18. Several officers and Members visited the Estech demonstration plant in Walsall in January 2004. The feedback from the trip was that it was extremely valuable to see the process in operation, affording the opportunity both to ask questions about the technology and to gain a better understanding of how it works in practice.
The Environmental Argument
19. Human Society has a poor waste management record. This has been exacerbated in recent years as the global population dramatically increases and as societies become more affluent; the growth in consumerism has had significant environmental consequences in terms of natural resource use and pollution. We do not, currently, make good use of our natural resources – an advanced waste management system including education on waste minimisation and the maximising of recycling and composting can help to redress the balance.
20. The sole driver for society tackling environmental change cannot be annual accounts. For too long, businesses, governments, including local government, have had an environmental approach which is based on income and expenditure without regard to environmental costs. The process outlined in this report has the potential to significantly ameliorate the environmental situation in Surrey into the future and has to be regarded as crossing horizons which are broader than annual budgets.
21. The Estech process provides interesting and exciting possibilities as a means of dealing with residual municipal waste.

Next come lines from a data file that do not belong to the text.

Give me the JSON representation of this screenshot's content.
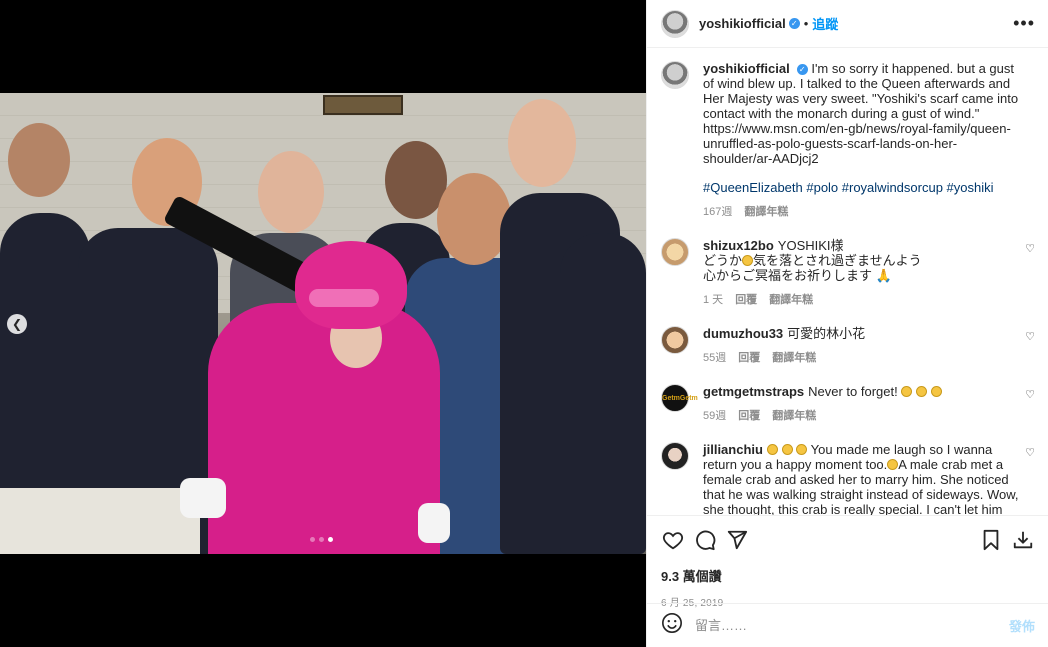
{
  "post": {
    "username": "yoshikiofficial",
    "follow_label": "追蹤",
    "more_label": "•••"
  },
  "caption": {
    "username": "yoshikiofficial",
    "text": "I'm so sorry it happened. but a gust of wind blew up. I talked to the Queen afterwards and Her Majesty was very sweet. \"Yoshiki's scarf came into contact with the monarch during a gust of wind.\" https://www.msn.com/en-gb/news/royal-family/queen-unruffled-as-polo-guests-scarf-lands-on-her-shoulder/ar-AADjcj2",
    "hashtags": "#QueenElizabeth #polo #royalwindsorcup #yoshiki",
    "time": "167週",
    "translate": "翻譯年糕"
  },
  "comments": [
    {
      "username": "shizux12bo",
      "text_line1": "YOSHIKI様",
      "text_line2a": "どうか",
      "text_line2b": "気を落とされ過ぎませんよう",
      "text_line3": "心からご冥福をお祈りします",
      "time": "1 天",
      "reply": "回覆",
      "translate": "翻譯年糕"
    },
    {
      "username": "dumuzhou33",
      "text": "可愛的林小花",
      "time": "55週",
      "reply": "回覆",
      "translate": "翻譯年糕"
    },
    {
      "username": "getmgetmstraps",
      "text": "Never to forget!",
      "avatar_text": "GetmGetm",
      "time": "59週",
      "reply": "回覆",
      "translate": "翻譯年糕"
    },
    {
      "username": "jillianchiu",
      "text_a": "You made me laugh so I wanna return you a happy moment too.",
      "text_b": "A male crab met a female crab and asked her to marry him. She noticed that he was walking straight instead of sideways. Wow, she thought, this crab is really special. I can't let him get away. So they got married happily ever after."
    }
  ],
  "stats": {
    "likes": "9.3 萬個讚",
    "date": "6 月 25, 2019"
  },
  "add_comment": {
    "placeholder": "留言……",
    "post_label": "發佈"
  },
  "colors": {
    "accent": "#0095f6",
    "link": "#00376b",
    "queen_pink": "#d61f8a"
  }
}
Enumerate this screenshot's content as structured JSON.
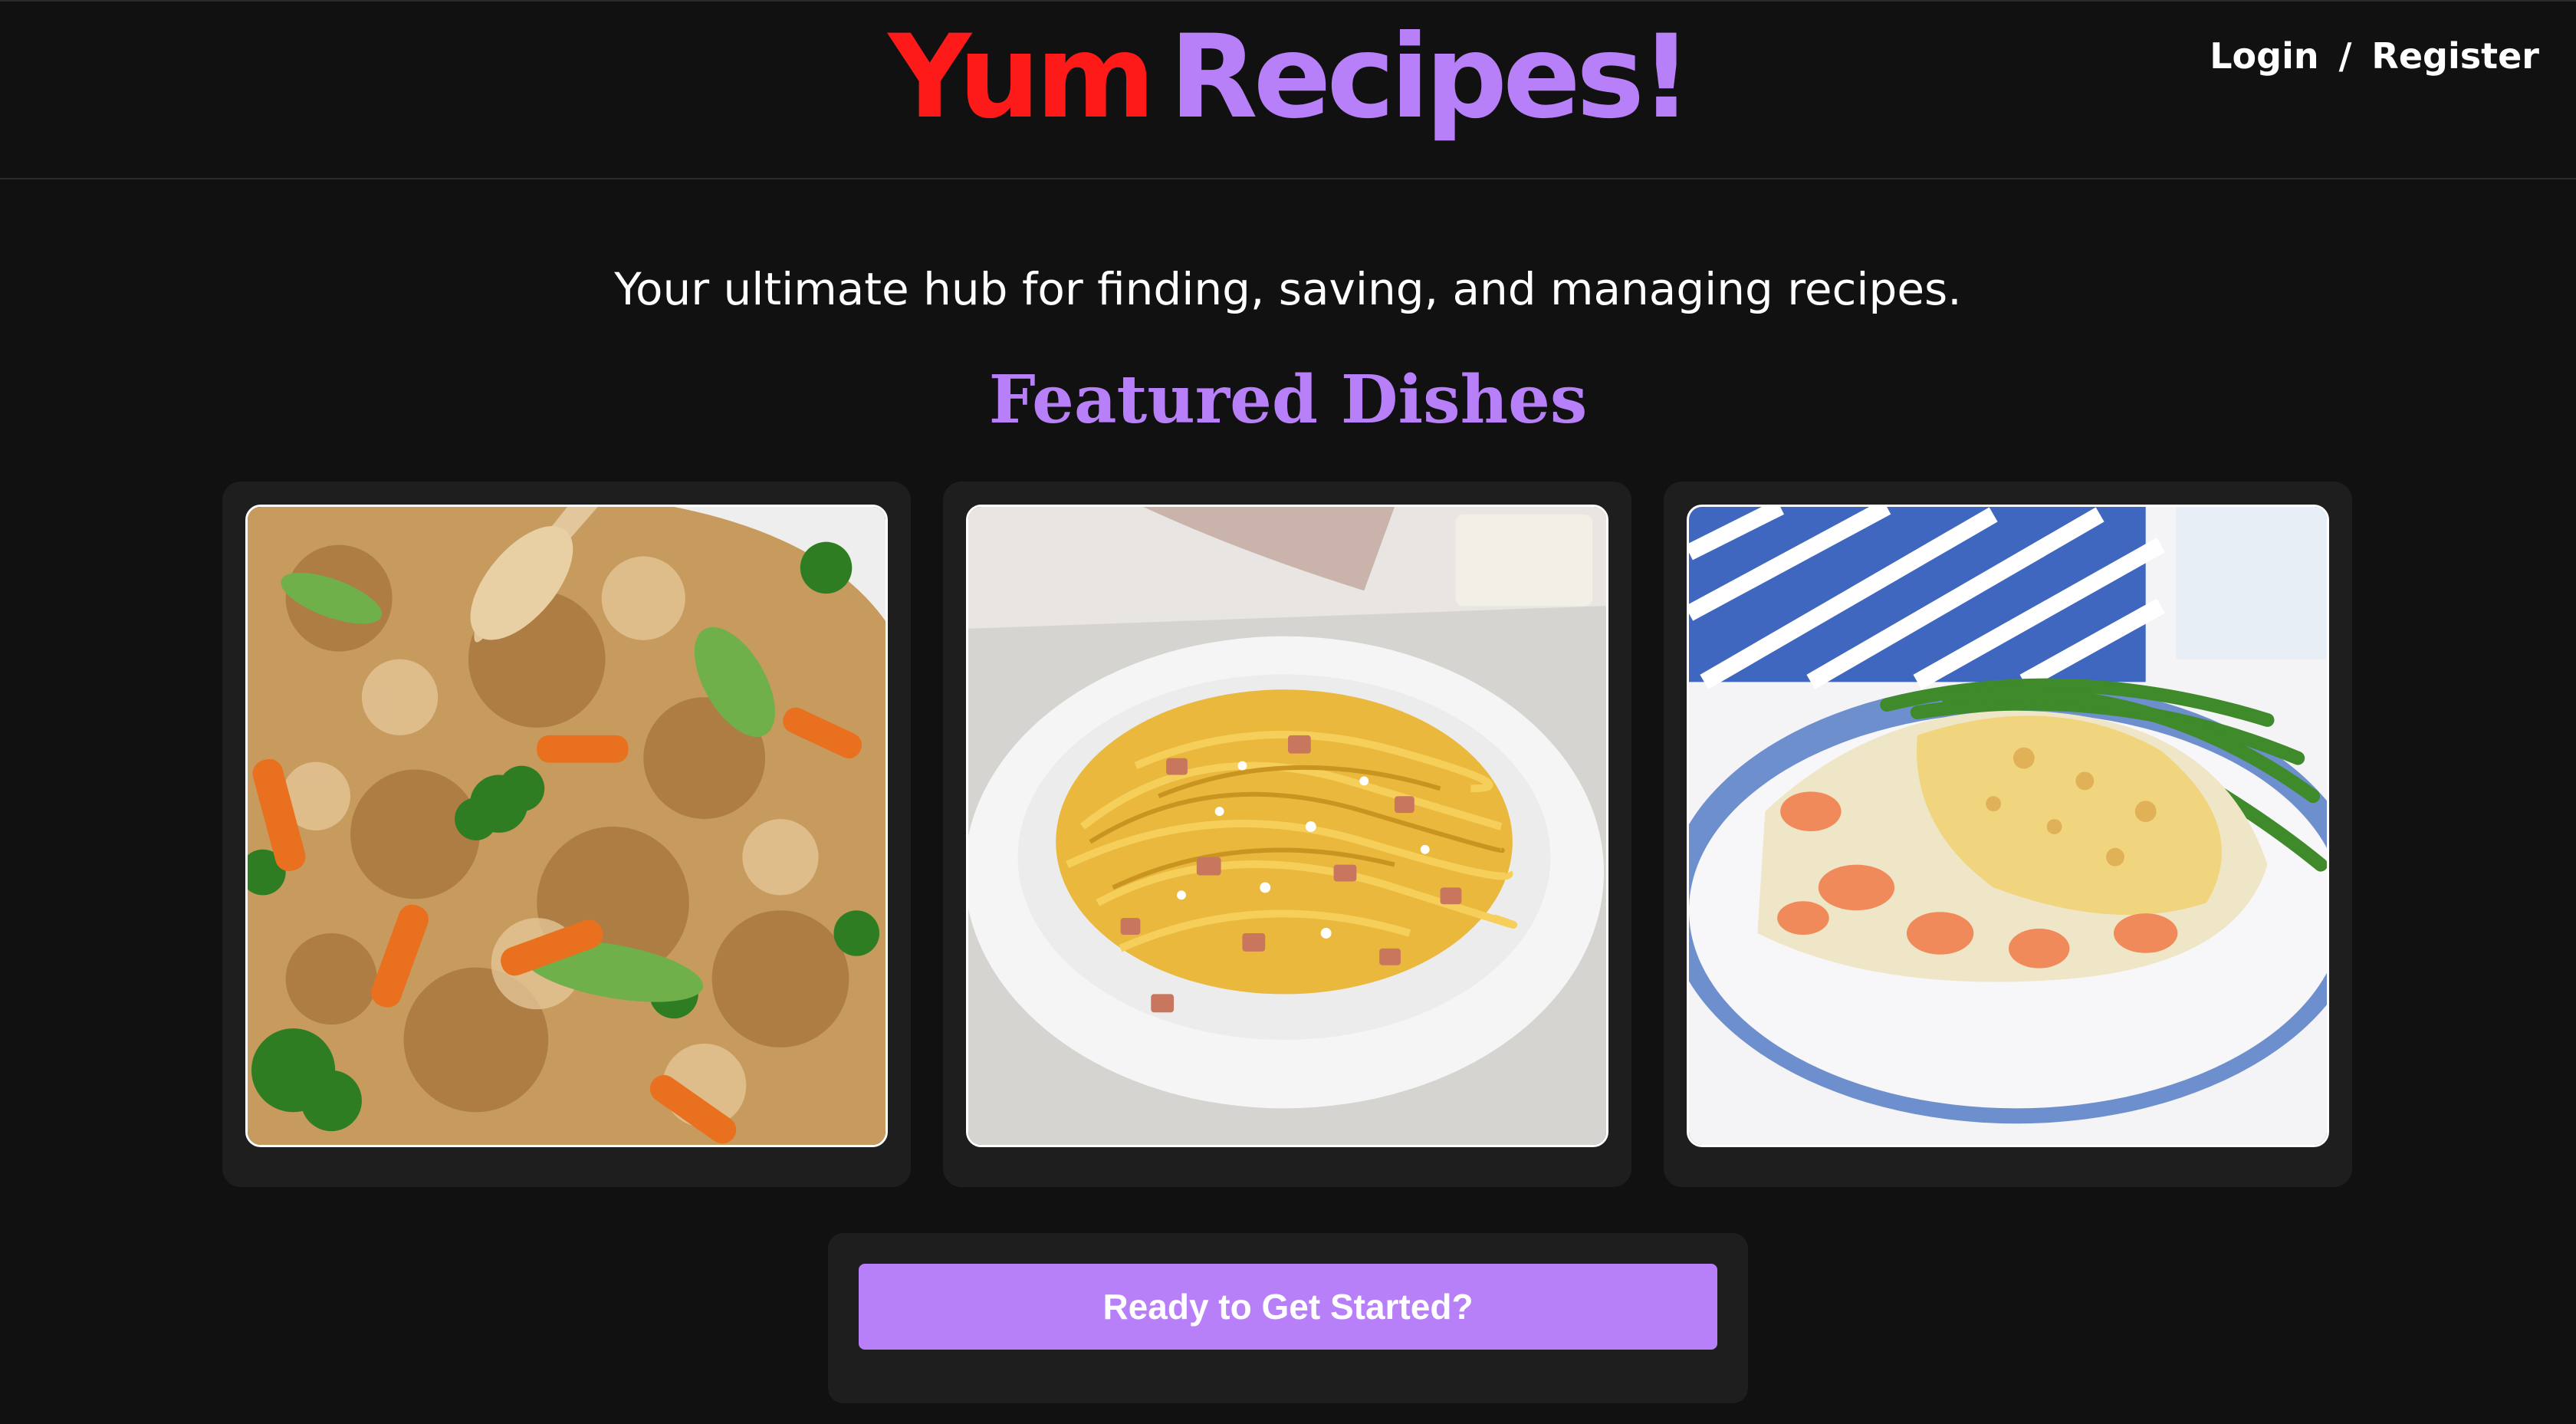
{
  "header": {
    "logo_part1": "Yum",
    "logo_part2": "Recipes!",
    "login_label": "Login",
    "separator": "/",
    "register_label": "Register"
  },
  "hero": {
    "tagline": "Your ultimate hub for finding, saving, and managing recipes.",
    "section_title": "Featured Dishes"
  },
  "featured": [
    {
      "image": "chicken-fried-rice-photo"
    },
    {
      "image": "spaghetti-carbonara-photo"
    },
    {
      "image": "fish-pie-with-green-beans-photo"
    }
  ],
  "cta": {
    "label": "Ready to Get Started?"
  },
  "colors": {
    "background": "#111111",
    "card": "#1e1e1f",
    "accent": "#b77ff8",
    "logo_red": "#ff1a1a"
  }
}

Officers would therefore like Members to endorse the necessary work to advance these considerations.
It is therefore recommended that officers be authorised to:
1. enter into negotiations with Surrey County Council to produce a range of proposals and fee bids for mechanical biological treatment and other related technologies for dealing with post-recycling municipal waste including anaerobic digestion;
2. work with the County Council and other local authorities to investigate further possible markets for the fibre;
3. negotiate a partnership arrangement involving the waste disposal authority and two other waste collection authorities; and
4. support an arrangement between the owner of Dunsfold Aerodrome and Estech to allow for the one-twentieth scale model of the Estech plant to be accommodated in a hangar for a period of up to one month.
There are no background papers (as defined by Section 100D(5) of the Local Government Act 1972) relating to this report.